Adam entertained Cody with the stuffed monkey, while Kim nursed her guilt and her fear. Here was yet another doctor she would have to inform about Cody’s heart surgery. And wasn’t it more likely that a doctor in a hospital would have been alerted to be on the lookout for a baby with his heart condition? She thought of the police officer thumping up the stairs to her apartment the night before, and the thought of escape tempted her again. Maybe she should leave Annapolis once she had medication for Cody. But then what? Where would she go? She’d heard of parents who ran off with their children and then moved from place to place, staying one small step ahead of being caught. She didn’t think she could live that way, although she would if she had to.
Across the room from her sat a blond woman and her two lethargic-looking toddlers, and Kim was suddenly reminded of the receptionist at Sellers, Sellers, and Wittaker and her ill-fated children. Maybe there was no way she could have predicted that explosion, but she could predict the next one, most likely with perfect accuracy. Even if she ran away from her new life in Annapolis, she would not be able to run away from what she knew.
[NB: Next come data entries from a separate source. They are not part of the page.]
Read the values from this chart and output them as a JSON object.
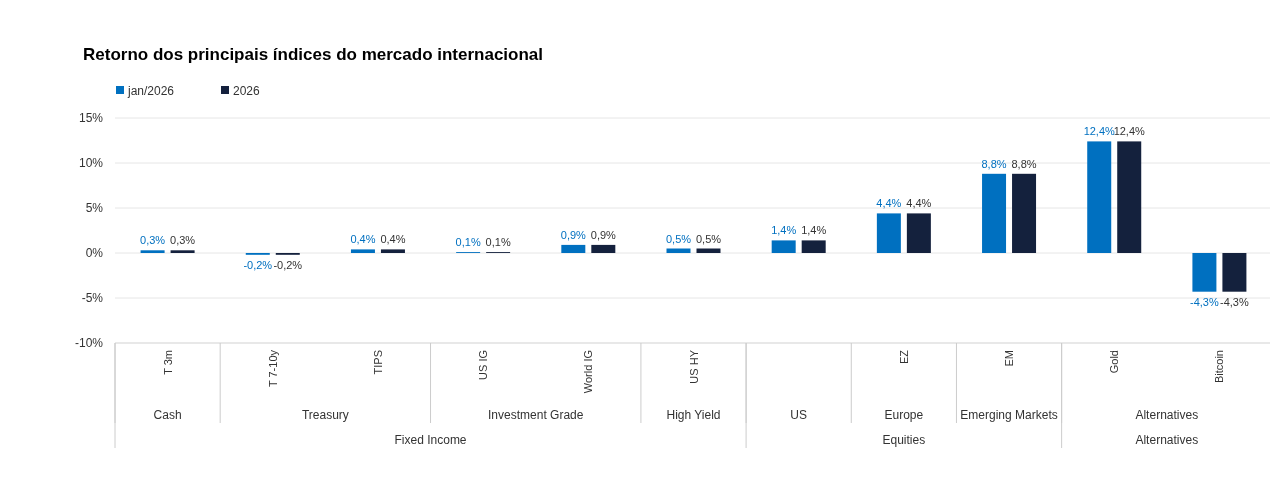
{
  "chart_data": {
    "type": "bar",
    "title": "Retorno dos principais índices do mercado internacional",
    "categories": [
      "T 3m",
      "T 7-10y",
      "TIPS",
      "US IG",
      "World IG",
      "US HY",
      null,
      "EZ",
      "EM",
      "Gold",
      "Bitcoin"
    ],
    "series": [
      {
        "name": "jan/2026",
        "color": "#0070c0",
        "values": [
          0.3,
          -0.2,
          0.4,
          0.1,
          0.9,
          0.5,
          1.4,
          4.4,
          8.8,
          12.4,
          -4.3
        ],
        "value_labels": [
          "0,3%",
          "-0,2%",
          "0,4%",
          "0,1%",
          "0,9%",
          "0,5%",
          "1,4%",
          "4,4%",
          "8,8%",
          "12,4%",
          "-4,3%"
        ]
      },
      {
        "name": "2026",
        "color": "#14213d",
        "values": [
          0.3,
          -0.2,
          0.4,
          0.1,
          0.9,
          0.5,
          1.4,
          4.4,
          8.8,
          12.4,
          -4.3
        ],
        "value_labels": [
          "0,3%",
          "-0,2%",
          "0,4%",
          "0,1%",
          "0,9%",
          "0,5%",
          "1,4%",
          "4,4%",
          "8,8%",
          "12,4%",
          "-4,3%"
        ]
      }
    ],
    "ylim": [
      -10,
      15
    ],
    "yticks": [
      {
        "value": -10,
        "label": "-10%"
      },
      {
        "value": -5,
        "label": "-5%"
      },
      {
        "value": 0,
        "label": "0%"
      },
      {
        "value": 5,
        "label": "5%"
      },
      {
        "value": 10,
        "label": "10%"
      },
      {
        "value": 15,
        "label": "15%"
      }
    ],
    "grid": "y",
    "legend": "top left",
    "annotations": [
      "Cash",
      "Treasury",
      "Investment Grade",
      "High Yield",
      "US",
      "Europe",
      "Emerging Markets",
      "Alternatives",
      "Fixed Income",
      "Equities",
      "Alternatives"
    ]
  }
}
“Hey.” Adam looked at her with sudden concern and she knew her worry must be showing in her face. He put his arm around her shoulders to give her a hug, and she let herself lean against him.
“It’ll be all right,” Adam said. “It’s only an ear infection.”
The doctor was a young woman who seemed intrigued but not alarmed by the scar on Cody’s chest and the explanation behind it. “What a lucky little boy,” she said simply, and proceeded to check his ears and throat and listen to his lungs, only to verify Adam’s diagnosis of an ear infection and prescribe antibiotics and ear drops.